The covenants of God are one. The recurring summation of the essence of the covenant testifies to this fact. (52)
On the very next page, Robertson argues that the covenants are one structurally and thematically; however, they are distinct in their administration. In other words, the essence of the covenants are indistinguishable, but God uses different mechanisms and structures to implement that covenant.

That argument reminds me of some words from one of my profs at Southeastern, which even now echo in my ear: "Covenant Theology is an amazing theological system. The only problem is, it has nothing whatsoever to do with the Bible." Though that may have been a bit of hyperbole, his conclusion is nowhere more clear to me than on this particular point that Robertson asserts. Robertson is helpful in many ways, particularly in demonstrating how Gentiles were incorporated into the Abrahamic Covenant from its inception. (Why should we be surprised if they are incorporated today via the Church?) But when I read Scripture, I find evidence that is incompatible with the notion that the biblical covenants are essentially the same.

We can begin at the text Robertson notes above: Jeremiah 31. Robertson argues that the "new covenant" is the same covenant as the covenant established through Moses at Sinai. But Jeremiah says this new covenant is not like that old covenant. He doesn't say the administration of the covenant changes. He says the covenant changes. The administration is part of the very essence of the new covenant. That's the argument Jeremiah makes in verses 33-34 when he says, "This is the covenant:" and then proceeds to tell us that part of the essential change in covenant is administration. Administration change is part and parcel to covenant change. Hebrews 8 quotes this passage and concludes (v 13), "In speaking of a new covenant, he makes the first one [covenant] obsolete."
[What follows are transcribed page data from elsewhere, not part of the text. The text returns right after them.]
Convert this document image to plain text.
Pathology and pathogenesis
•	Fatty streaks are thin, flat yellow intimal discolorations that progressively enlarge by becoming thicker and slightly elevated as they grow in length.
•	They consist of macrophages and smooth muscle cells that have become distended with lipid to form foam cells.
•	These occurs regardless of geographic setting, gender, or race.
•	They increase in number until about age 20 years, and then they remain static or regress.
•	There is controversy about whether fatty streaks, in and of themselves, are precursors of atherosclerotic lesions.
We could walk through other texts in Hebrews, but let's instead back up to Galatians 3-4—a passage, incidentally, which presents no small problems for many Dispensationalists. Covenant Theologians will quite reasonably argue from 3:15-22 that the Sinai Covenant did not abrogate the earlier Abrahamic Covenant. But 4:21-31 explicitly declares that there are still two covenants (not two administrations of the same covenant). One of them—the covenant of Sinai—leads to slavery. The other—the covenant to which we are parties ("the Jerusalem above . . . is our mother") leads to freedom and inheritance of the promises.